Transitioning into a new role and new department within the same company can be more difficult than one may think. My primary challenge was the loyalty I felt for my department. I had spent the past seven years within operations as an account executive. I have grown and learned so much over the years I never would have imagined anything else outside of operations.
The First Step
The thought process for me started with the internal conversations I was going to have to have. I was nervous even to have the conversation with my manager and VP. I had to get approval from them before I could apply for the Solutions Architect position. What if I did not get the role? Maybe they would think I was unhappy or looking elsewhere. How would my peers take it? Would they be supportive? My thoughts turned then to my family. Could I be successful in the new role to be able to keep providing for my family? Am I making a good decision for our futures? I then started questioning myself because the new role’s requirements were not a skill set in my wheel house. Do I really want to put myself out there into a vulnerable position? Can I do it?

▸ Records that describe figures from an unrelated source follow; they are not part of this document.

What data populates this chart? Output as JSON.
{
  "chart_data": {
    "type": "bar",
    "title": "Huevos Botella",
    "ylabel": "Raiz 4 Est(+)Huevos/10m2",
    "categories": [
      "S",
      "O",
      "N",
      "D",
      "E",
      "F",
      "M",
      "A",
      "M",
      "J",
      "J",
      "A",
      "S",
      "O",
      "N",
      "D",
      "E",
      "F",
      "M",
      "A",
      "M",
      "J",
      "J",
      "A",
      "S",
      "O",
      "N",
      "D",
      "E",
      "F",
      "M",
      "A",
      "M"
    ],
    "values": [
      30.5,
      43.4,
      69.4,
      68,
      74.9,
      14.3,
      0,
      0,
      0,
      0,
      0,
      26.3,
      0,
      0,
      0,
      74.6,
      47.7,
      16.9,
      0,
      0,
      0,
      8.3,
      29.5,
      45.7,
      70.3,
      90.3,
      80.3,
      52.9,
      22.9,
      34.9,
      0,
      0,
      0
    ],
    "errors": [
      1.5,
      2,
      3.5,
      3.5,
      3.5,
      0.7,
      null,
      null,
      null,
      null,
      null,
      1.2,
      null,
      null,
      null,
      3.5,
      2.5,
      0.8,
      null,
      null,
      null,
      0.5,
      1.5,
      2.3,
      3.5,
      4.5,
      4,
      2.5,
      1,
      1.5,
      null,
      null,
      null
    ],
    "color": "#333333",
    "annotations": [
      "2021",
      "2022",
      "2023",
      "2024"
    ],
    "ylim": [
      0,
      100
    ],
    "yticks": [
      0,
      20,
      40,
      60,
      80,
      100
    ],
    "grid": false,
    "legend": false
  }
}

Once I made up my mind I realized I did over think a lot of my internal struggles. My manager and VP, while disappointed that I was thinking of moving on, were supportive since I was looking internally. My peers were also supportive in the move and offered to help with the transition plan. My family of course was behind me in any decision I was going to make as long as I thought it was the right one. There was still the question of being able to do the job at this point.
The Waiting Period
At this point the wheels were in motion, interview completed and I had a verbal offer. Then there was this long period of waiting for the offer letter. I understand in large companies the approval process can get held up. This is where I felt the most anxiety as I did not have anything in writing and didn’t officially know if I got the job. I learned a long time ago that nothing is official unless it is in writing. I kept thinking ‘what if I do not get this role and my current managers are already writing me off since I want to move on?’ It was an uncomfortable period for me, but the offer finally came and I was definitely relieved.
My first order of business was to make sure I began working with the person stepping into my role. I had a process in place to make sure my team ran as smoothly as possible. I wanted to make sure to take the time and teach them and sit in while this person ran a few of the meetings. This happened rather smoothly and I was confident that when I stepped away I would be able to concentrate fully on my new responsibilities.

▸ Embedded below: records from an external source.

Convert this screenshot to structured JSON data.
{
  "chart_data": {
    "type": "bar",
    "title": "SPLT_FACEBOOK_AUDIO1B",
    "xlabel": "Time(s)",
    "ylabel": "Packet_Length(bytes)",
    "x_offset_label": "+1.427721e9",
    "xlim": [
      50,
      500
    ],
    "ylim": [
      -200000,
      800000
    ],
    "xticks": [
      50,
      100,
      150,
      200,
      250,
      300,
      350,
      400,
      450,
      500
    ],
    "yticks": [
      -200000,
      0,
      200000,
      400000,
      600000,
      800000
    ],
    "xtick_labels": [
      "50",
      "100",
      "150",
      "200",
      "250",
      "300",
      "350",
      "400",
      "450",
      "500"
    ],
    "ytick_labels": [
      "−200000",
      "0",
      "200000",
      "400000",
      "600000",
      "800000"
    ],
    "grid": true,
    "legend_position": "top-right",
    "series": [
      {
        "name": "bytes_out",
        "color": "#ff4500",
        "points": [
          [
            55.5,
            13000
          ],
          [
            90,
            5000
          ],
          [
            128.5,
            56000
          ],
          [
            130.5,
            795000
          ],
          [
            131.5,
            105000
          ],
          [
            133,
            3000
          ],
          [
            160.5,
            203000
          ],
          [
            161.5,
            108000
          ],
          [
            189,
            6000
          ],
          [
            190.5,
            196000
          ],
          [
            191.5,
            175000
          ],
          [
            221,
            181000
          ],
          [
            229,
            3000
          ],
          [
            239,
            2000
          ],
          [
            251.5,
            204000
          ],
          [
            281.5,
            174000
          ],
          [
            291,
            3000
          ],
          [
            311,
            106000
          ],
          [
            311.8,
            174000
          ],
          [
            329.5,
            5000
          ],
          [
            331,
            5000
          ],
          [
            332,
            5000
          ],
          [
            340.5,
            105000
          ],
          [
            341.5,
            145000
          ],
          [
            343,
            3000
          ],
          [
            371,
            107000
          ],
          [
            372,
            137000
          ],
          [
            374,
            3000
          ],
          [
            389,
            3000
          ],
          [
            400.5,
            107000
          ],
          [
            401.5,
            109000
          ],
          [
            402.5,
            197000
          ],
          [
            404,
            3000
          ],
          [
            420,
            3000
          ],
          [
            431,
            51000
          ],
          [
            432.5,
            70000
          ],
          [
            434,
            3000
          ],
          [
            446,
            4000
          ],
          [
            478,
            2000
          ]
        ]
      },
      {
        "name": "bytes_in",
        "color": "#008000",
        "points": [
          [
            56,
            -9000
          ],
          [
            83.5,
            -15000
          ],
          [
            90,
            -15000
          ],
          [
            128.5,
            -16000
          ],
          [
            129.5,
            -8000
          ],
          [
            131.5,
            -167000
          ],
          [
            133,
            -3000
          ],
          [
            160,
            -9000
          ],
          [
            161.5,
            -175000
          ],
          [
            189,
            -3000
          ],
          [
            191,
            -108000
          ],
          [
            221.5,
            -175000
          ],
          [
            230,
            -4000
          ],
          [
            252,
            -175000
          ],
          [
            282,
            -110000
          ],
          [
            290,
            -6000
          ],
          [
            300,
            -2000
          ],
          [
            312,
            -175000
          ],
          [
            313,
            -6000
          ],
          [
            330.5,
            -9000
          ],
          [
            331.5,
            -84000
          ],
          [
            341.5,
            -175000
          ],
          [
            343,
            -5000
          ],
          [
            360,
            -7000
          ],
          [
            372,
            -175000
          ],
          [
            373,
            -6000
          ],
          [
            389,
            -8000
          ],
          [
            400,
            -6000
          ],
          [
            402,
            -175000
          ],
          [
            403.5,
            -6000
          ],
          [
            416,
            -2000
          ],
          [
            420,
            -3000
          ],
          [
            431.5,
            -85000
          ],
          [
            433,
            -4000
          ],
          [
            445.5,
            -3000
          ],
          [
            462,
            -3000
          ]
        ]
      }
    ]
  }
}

I was fortunate enough that when I began learning my new role as Solutions Architect I happened to be working with a close colleague who had trained me when I first joined the company. This goes to show how powerful relationships can be, and how it’s very important to maintain relationships and never burn bridges. He invited me to all of his meetings right away during this transition phase. If I could, I sat in on these calls. He would send me over all the material I needed accomplish at my job. I was also given access to use our internal barge tool to listen in on sales calls. This was an amazing tool to be able to ramp into a new role. I was able to listen in on the folks having the phone calls that I would be, working with to learn their different ways.
A New Job
When I was thinking more about this role after training for the first two weeks I realized that this was the right decision. Coming from Operations I had the correct skill set to be successful. It was as simple as knowing our product and speaking about it to prospects. I still have a lot to learn in my delivery and tailoring it to different people and industries. However, this is why people should move forward in new roles and experiences. You do not want to stay complacent. You want to continue growing, learning, and move forward in your career.

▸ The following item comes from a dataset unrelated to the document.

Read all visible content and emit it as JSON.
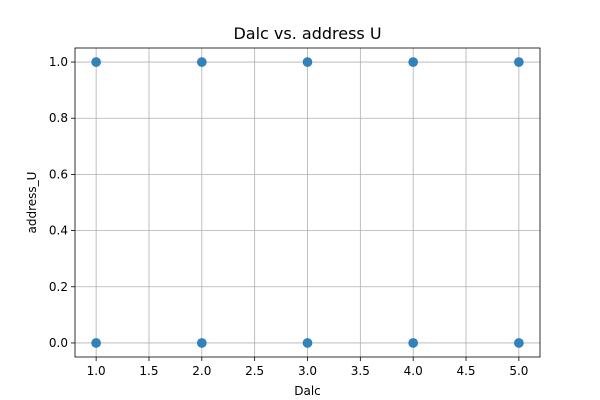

Moving roles at any point in one’s career can be challenging and stressful. A couple of take aways I got from this experience are the following:
-Understand why you want to make a change. Are you running towards something or running away from something?
-Be open and honest with your higher ups and explain why you want to make a change. If you do not feel you can be honest with them why would you stay with the company?
-Come up with a well thought out transition plan and execute it. Do not cut corners here, it can come back to bite you.
-Hold dear to the relationships you make in the company at any point in your career there. You never know when you will need to rely on them to success in your current or new roles.